Зейдлиц вынул из кармана конверт и со значением помахал им перед собой;

– Пожалуйста, потише, господа! Прошу внимания! Вот это письмо поступило вчера в редакцию «Голоса».

– Вчера? – переспросил Иван Дмитриевич.

– Да, но уже после того, как вы там побывали. Пишет некто Павлов, лицо в этом деле совершенно постороннее, хотя вполне реальное. Сегодня я с ним встречался. Все здесь написанное он готов подтвердить под присягой.

Зейдлиц попросил налить себе полчашки чаю и лишь затем продолжил:

– Читавшие статью Зильберфарба помнят, я думаю, что кучер в маске пытался застрелить Каменского вечером двадцать пятого апреля, около девяти часов. Так оно и было, жители близлежащих домов свидетельствуют, что слышали выстрел. А позднее, во втором часу пополуночи, то есть уже двадцать шестого апреля, этот Павлов проезжал по Караванной и обратил внимание на карету с черным клеенчатым верхом, без фонаря, с кучером в маске. Не будь этой маски, он и не запомнил бы, что карета остановилась возле дома с вывеской табачной лавки внизу.
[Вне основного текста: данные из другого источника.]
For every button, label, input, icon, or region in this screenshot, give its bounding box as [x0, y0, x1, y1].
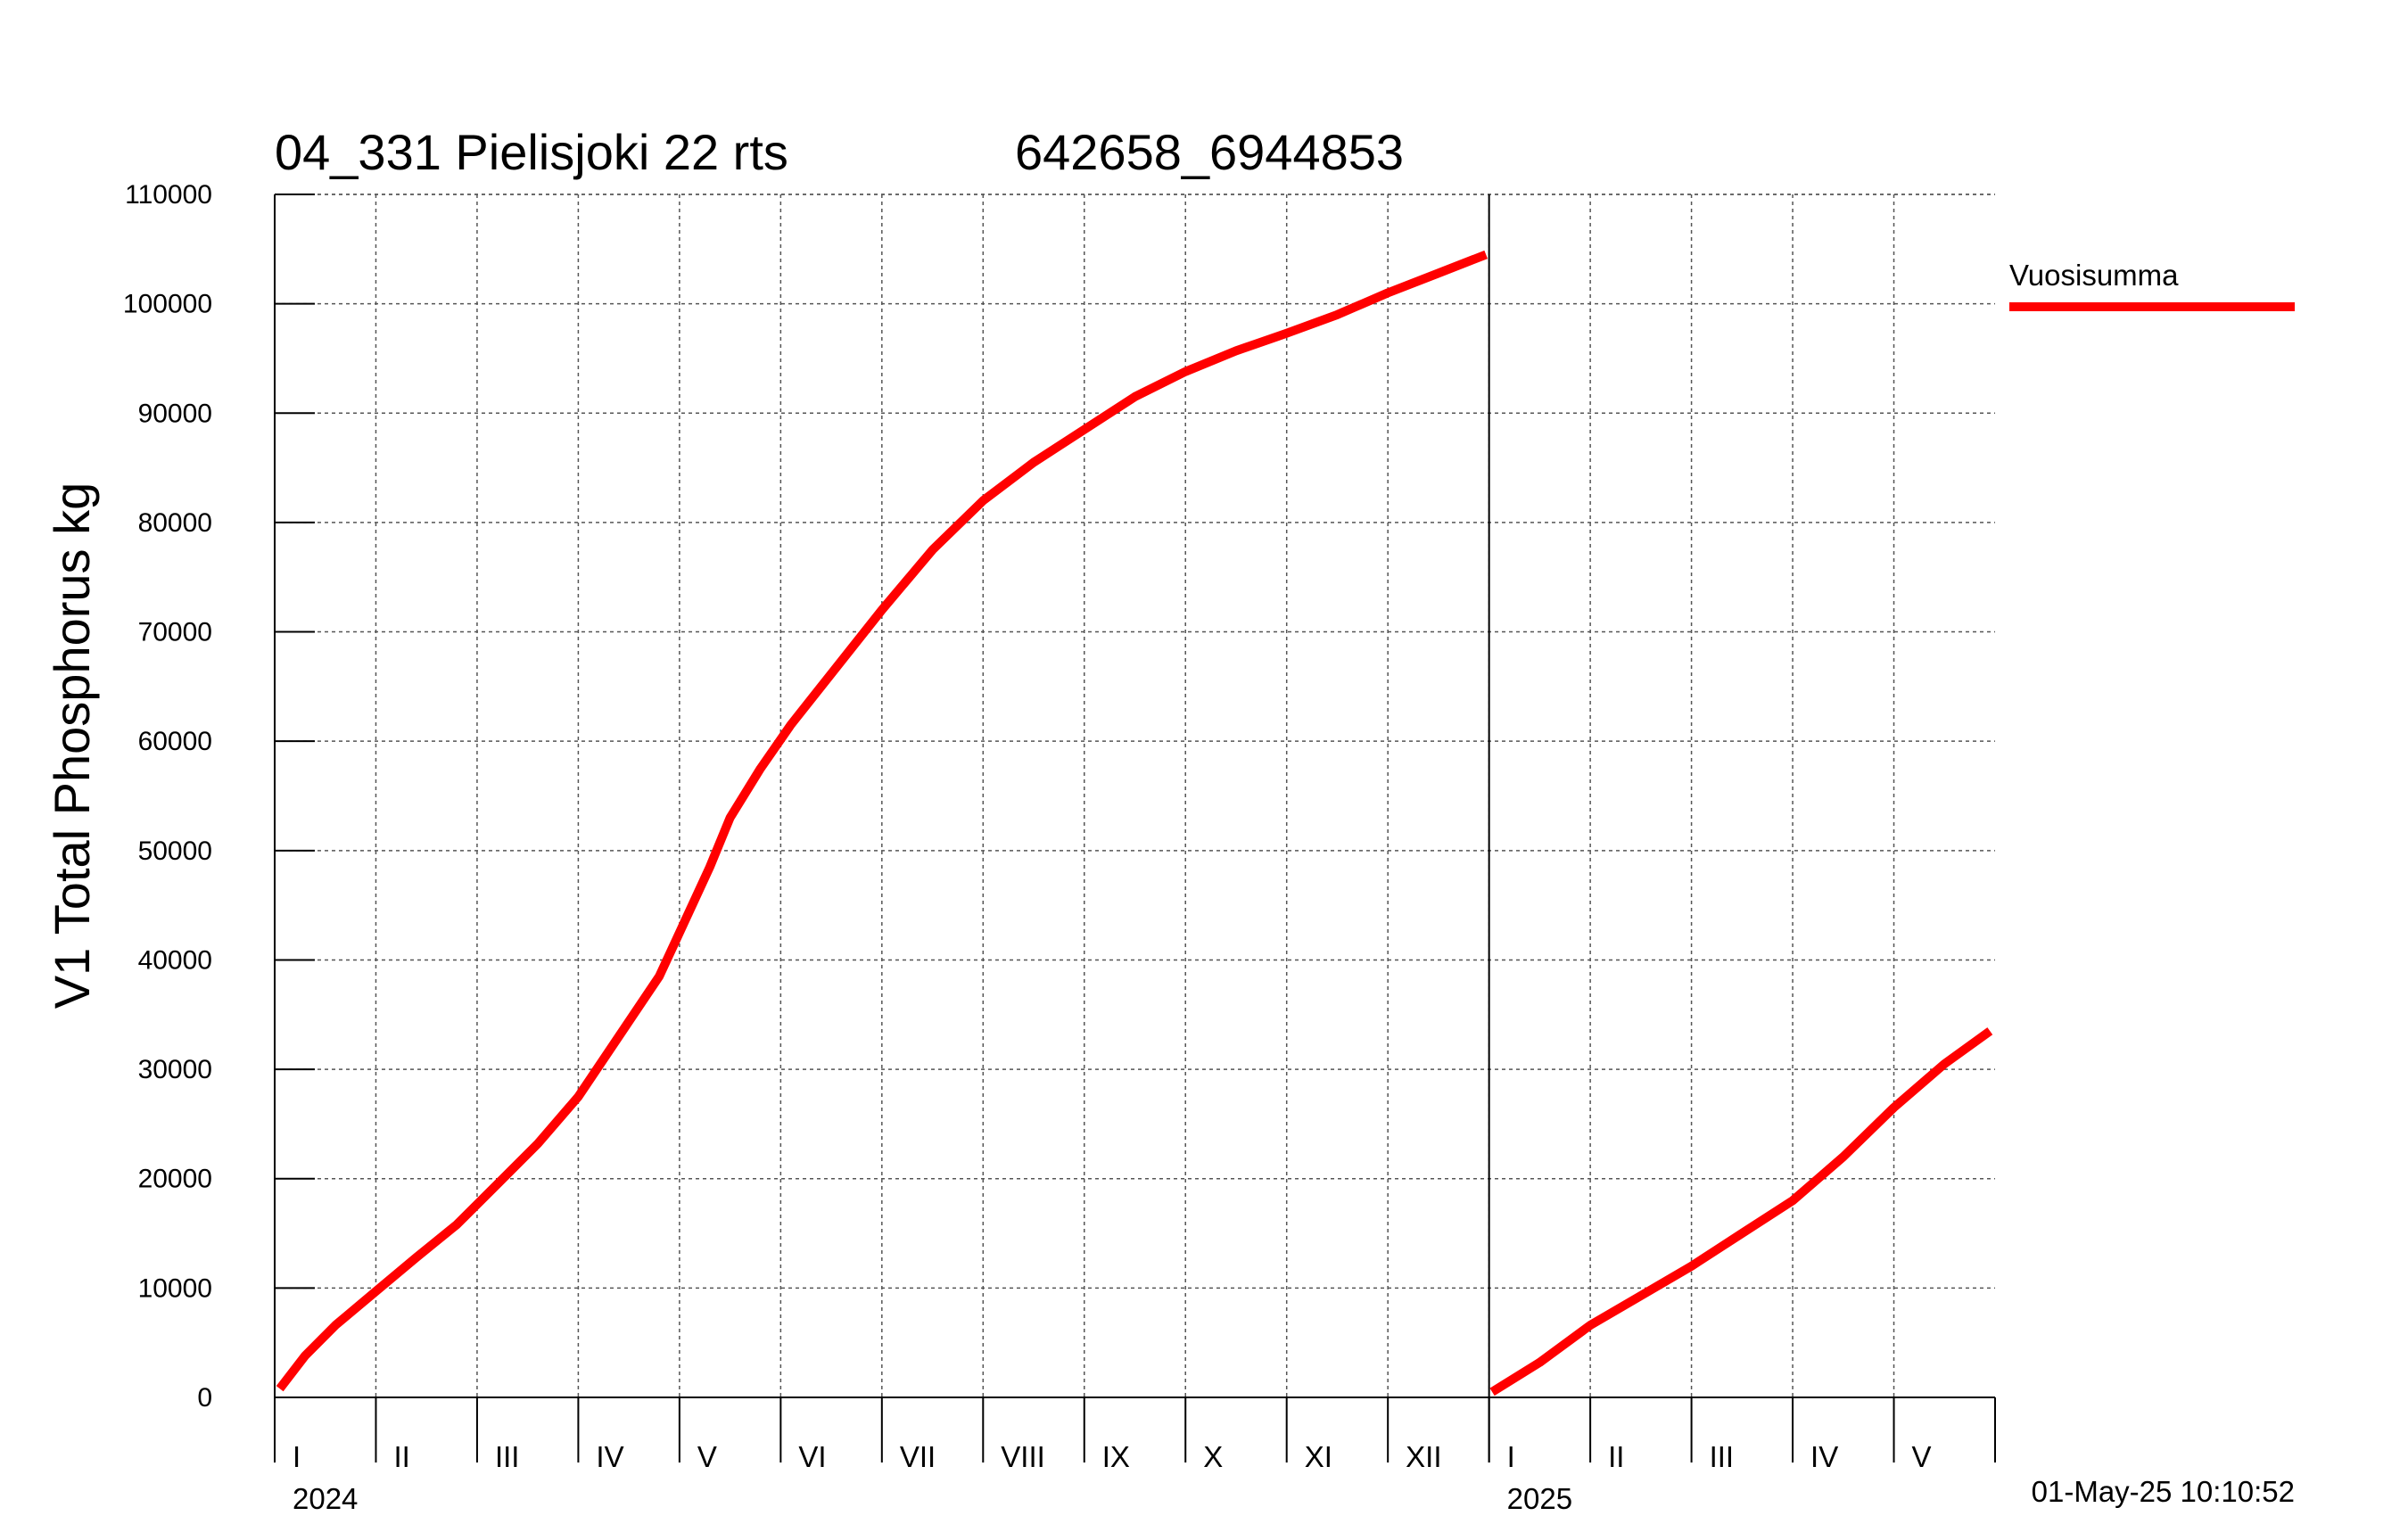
- y-tick-label: 110000: [125, 180, 212, 210]
- year-label: 2025: [1507, 1482, 1572, 1515]
- y-tick-label: 60000: [138, 727, 212, 756]
- month-label: III: [1710, 1440, 1735, 1473]
- y-tick-label: 0: [197, 1383, 212, 1413]
- year-label: 2024: [293, 1482, 358, 1515]
- series-line-segment: [276, 250, 1489, 1392]
- legend-label: Vuosisumma: [2009, 259, 2179, 292]
- month-label: IX: [1102, 1440, 1130, 1473]
- month-label: XII: [1406, 1440, 1441, 1473]
- month-label: X: [1203, 1440, 1223, 1473]
- month-label: I: [1507, 1440, 1515, 1473]
- y-tick-label: 20000: [138, 1165, 212, 1194]
- y-tick-label: 70000: [138, 618, 212, 647]
- y-tick-label: 80000: [138, 508, 212, 538]
- axes: [274, 194, 1996, 1462]
- month-label: II: [393, 1440, 409, 1473]
- month-label: V: [697, 1440, 717, 1473]
- y-tick-label: 100000: [123, 290, 212, 319]
- grid-lines: [275, 194, 1995, 1397]
- timestamp: 01-May-25 10:10:52: [2032, 1475, 2295, 1508]
- series-lines: [276, 250, 1993, 1397]
- month-label: VIII: [1001, 1440, 1045, 1473]
- series-line-segment: [1489, 1027, 1993, 1397]
- month-label: VI: [798, 1440, 826, 1473]
- y-tick-label: 90000: [138, 399, 212, 428]
- month-label: II: [1608, 1440, 1624, 1473]
- y-tick-label: 50000: [138, 836, 212, 866]
- month-label: III: [495, 1440, 520, 1473]
- month-label: IV: [1810, 1440, 1838, 1473]
- month-label: XI: [1305, 1440, 1332, 1473]
- chart-title: 04_331 Pielisjoki 22 rts: [275, 124, 788, 180]
- month-label: I: [293, 1440, 301, 1473]
- y-tick-label: 40000: [138, 945, 212, 975]
- month-label: V: [1912, 1440, 1932, 1473]
- y-tick-label: 30000: [138, 1055, 212, 1084]
- legend: Vuosisumma: [2009, 259, 2295, 311]
- y-tick-label: 10000: [138, 1273, 212, 1303]
- y-axis-label: V1 Total Phosphorus kg: [44, 482, 100, 1009]
- chart-subtitle: 642658_6944853: [1015, 124, 1404, 180]
- month-label: IV: [596, 1440, 623, 1473]
- y-tick-labels: 0 10000 20000 30000 40000 50000 60000 70000 8000…: [123, 180, 212, 1413]
- month-label: VII: [900, 1440, 936, 1473]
Кучер спрыгнул с козел, распахнул дверцу. Из нее вышел человек, чье лицо Павлов рассмотреть не сумел, и оба они скрылись в подъезде.

Это Иван Дмитриевич и предполагал, но ничем не выдал своего удовлетворения. Остальные тогда лишь все поняли, когда вдова тихо сказала:

– Петр Францевич, это же ваш дом… Почему вы молчите?

– Что ты хочешь от меня услышать? – не сразу ответил Довгайло. – Что я не убийца? Что эти люди в масках не имеют ко мне отношения? Мы знакомы много лет, неужели я должен оправдываться перед тобой? По-твоему, я похож на фанатика, приговорившего Колю к смерти?

– Никто пока не предъявляет вам таких обвинений, – вмешался Зейдлиц. – Но в доме, где вы живете, один подъезд, и я констатирую, что эта карета с кучером в маске остановилась возле него. Хотелось бы знать почему.